Buffalo ghee has no acute side effects at recommended daily amounts (1-2 tsp for healthy adults). Overconsumption (more than 3-4 tsp/day chronically) contributes excess saturated fat and calories, which may worsen LDL cholesterol in genetically predisposed individuals. People with active cardiovascular disease, familial hypercholesterolaemia, or gallbladder disease should consult their physician before increasing ghee consumption. Buffalo ghee is lactose-free and casein-minimal, making it tolerable for most lactose-intolerant individuals.
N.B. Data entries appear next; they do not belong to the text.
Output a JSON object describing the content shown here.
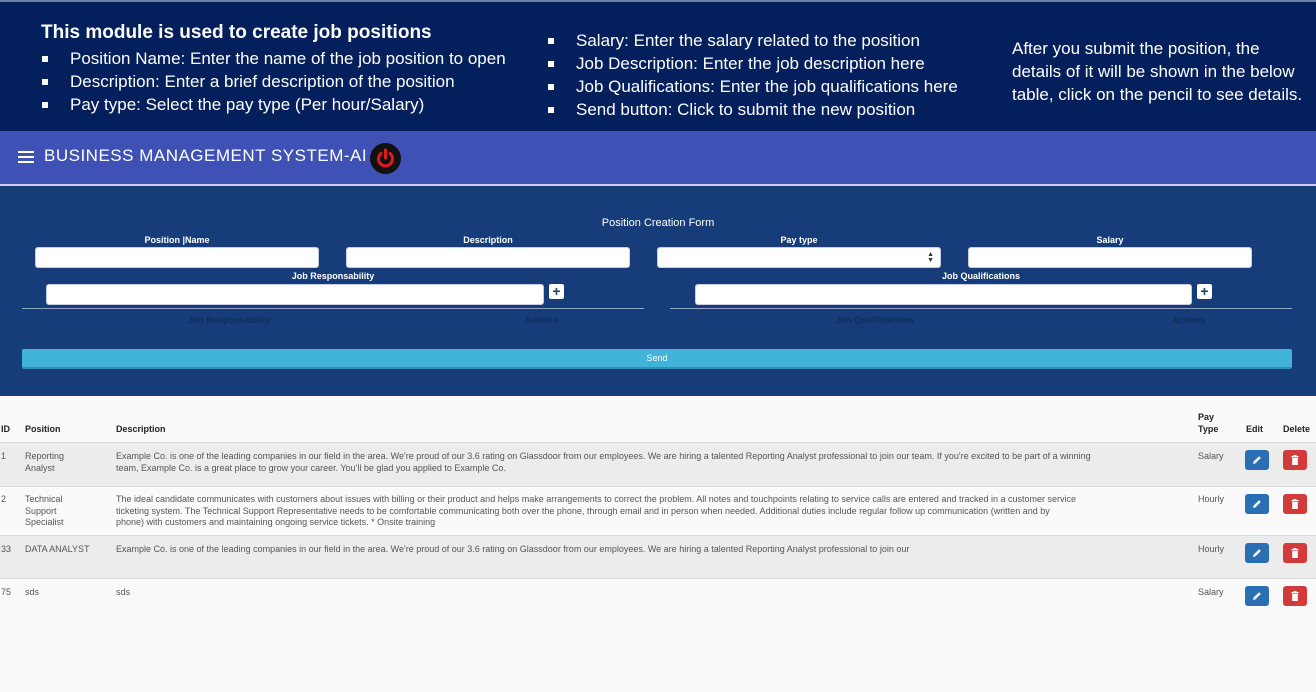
{
  "banner": {
    "title": "This module is used to create job positions",
    "col1": [
      "Position Name: Enter the name of the job position to open",
      "Description: Enter a brief description of the position",
      "Pay type: Select the pay type (Per hour/Salary)"
    ],
    "col2": [
      "Salary: Enter the salary related to the position",
      "Job Description: Enter the job description here",
      "Job Qualifications: Enter the job qualifications here",
      "Send button: Click to submit the new position"
    ],
    "note": "After you submit the position, the details of it will be shown in the below table, click on the pencil to see details."
  },
  "appbar": {
    "title": "BUSINESS MANAGEMENT SYSTEM-AI",
    "menu_icon": "hamburger-menu-icon",
    "power_icon": "power-icon",
    "power_color": "#e01b1b"
  },
  "form": {
    "title": "Position Creation Form",
    "labels": {
      "position_name": "Position |Name",
      "description": "Description",
      "pay_type": "Pay type",
      "salary": "Salary",
      "job_responsability": "Job Responsability",
      "job_qualifications": "Job Qualifications"
    },
    "values": {
      "position_name": "",
      "description": "",
      "pay_type": "",
      "salary": "",
      "job_responsability": "",
      "job_qualifications": ""
    },
    "resp_table_headers": [
      "Job Responsability",
      "Actions"
    ],
    "qual_table_headers": [
      "Job Qualifications",
      "Actions"
    ],
    "send_label": "Send"
  },
  "table": {
    "headers": {
      "id": "ID",
      "position": "Position",
      "description": "Description",
      "pay_type_line1": "Pay",
      "pay_type_line2": "Type",
      "edit": "Edit",
      "delete": "Delete"
    },
    "rows": [
      {
        "id": "1",
        "position": [
          "Reporting",
          "Analyst"
        ],
        "description": [
          "Example Co. is one of the leading companies in our field in the area. We're proud of our 3.6 rating on Glassdoor from our employees. We are hiring a talented Reporting Analyst professional to join our team. If you're excited to be part of a winning",
          "team, Example Co. is a great place to grow your career. You'll be glad you applied to Example Co."
        ],
        "pay_type": "Salary"
      },
      {
        "id": "2",
        "position": [
          "Technical",
          "Support",
          "Specialist"
        ],
        "description": [
          "The ideal candidate communicates with customers about issues with billing or their product and helps make arrangements to correct the problem. All notes and touchpoints relating to service calls are entered and tracked in a customer service",
          "ticketing system. The Technical Support Representative needs to be comfortable communicating both over the phone, through email and in person when needed. Additional duties include regular follow up communication (written and by",
          "phone) with customers and maintaining ongoing service tickets. * Onsite training"
        ],
        "pay_type": "Hourly"
      },
      {
        "id": "33",
        "position": [
          "DATA ANALYST"
        ],
        "description": [
          "Example Co. is one of the leading companies in our field in the area. We're proud of our 3.6 rating on Glassdoor from our employees. We are hiring a talented Reporting Analyst professional to join our"
        ],
        "pay_type": "Hourly"
      },
      {
        "id": "75",
        "position": [
          "sds"
        ],
        "description": [
          "sds"
        ],
        "pay_type": "Salary"
      }
    ],
    "edit_icon": "pencil-icon",
    "delete_icon": "trash-icon",
    "edit_color": "#2a6fb3",
    "delete_color": "#d33b3b"
  }
}
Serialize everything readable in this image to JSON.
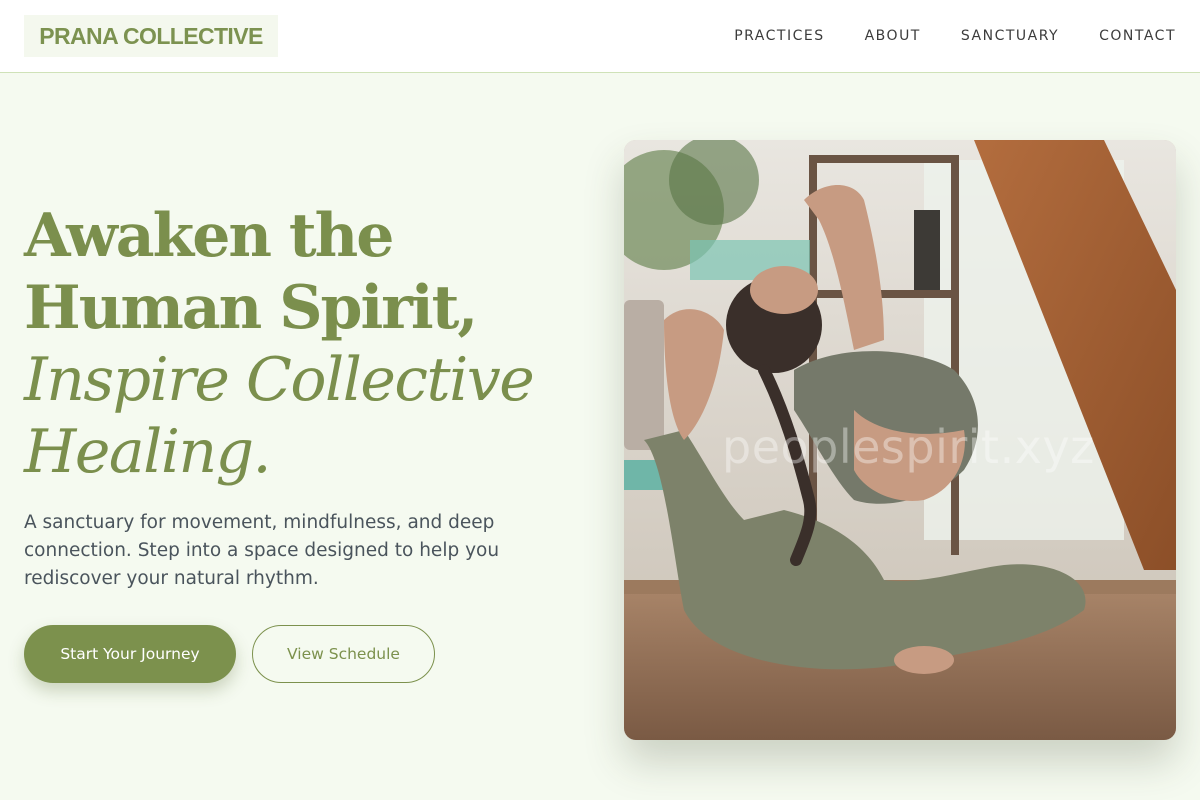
{
  "brand": {
    "name": "PRANA COLLECTIVE"
  },
  "nav": {
    "items": [
      "PRACTICES",
      "ABOUT",
      "SANCTUARY",
      "CONTACT"
    ]
  },
  "hero": {
    "title_line1": "Awaken the",
    "title_line2": "Human Spirit,",
    "title_line3": "Inspire Collective",
    "title_line4": "Healing.",
    "description": "A sanctuary for movement, mindfulness, and deep connection. Step into a space designed to help you rediscover your natural rhythm.",
    "primary_cta": "Start Your Journey",
    "secondary_cta": "View Schedule"
  },
  "image": {
    "watermark": "peoplespirit.xyz"
  },
  "colors": {
    "accent": "#7c914d",
    "background": "#f5faf0",
    "header_bg": "#ffffff",
    "body_text": "#4a545c"
  }
}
Q4. Is buffalo ghee better than cow ghee?
For cooking stability and cost, buffalo ghee is the more practical choice - its higher smoke point (~250 degrees C) and lower price make it better suited for Indian high-heat everyday cooking. For daily therapeutic use, Ayurvedic formulations, and maximum A2 protein advantage, A2 desi cow ghee (bilona method, Gir or Sahiwal cows) is better. Most Indian households can use buffalo ghee for general cooking and reserve A2 cow ghee for direct consumption, a practical and nutritionally sound combination. See our [butter and ghee difference guide] for the full comparison.

About This Article

Sources:

  • FSSAI (Food Safety and Standards Authority of India) - Food Safety and Standards (Food Products Standards and Food Additives) Regulations 2011. Source for ghee compositional standards (minimum 99% fat, Reichert-Meissl and Polenske values distinguishing cow and buffalo ghee).
  • ICMR (Indian Council of Medical Research) - Indian Food Composition Tables 2017, NIN Hyderabad. Source for ghee fatty acid composition and vitamin content.
  • ICMR-NIN - Dietary Guidelines for Indians, 2024. Source for daily fat recommendations (15-20 g visible fats/day) and ghee intake guidance.
  • USDA Food Data Central - Supplementary fatty acid composition data for cow and buffalo ghee comparison.
  • Published dairy science literature - Multiple peer-reviewed studies on buffalo vs cow milk fat composition, A1/A2 beta-casein distribution in Indian dairy breeds, butyric acid content, and CLA concentrations in grass-fed dairy.
  • Charaka Samhita - Classical Ayurvedic text. Source for go-ghrita (cow ghee) specification in therapeutic Ayurvedic preparations.

This article does not constitute medical advice. Individuals with cardiovascular disease, high cholesterol, or gallbladder conditions should consult their physician before changing their dietary fat intake.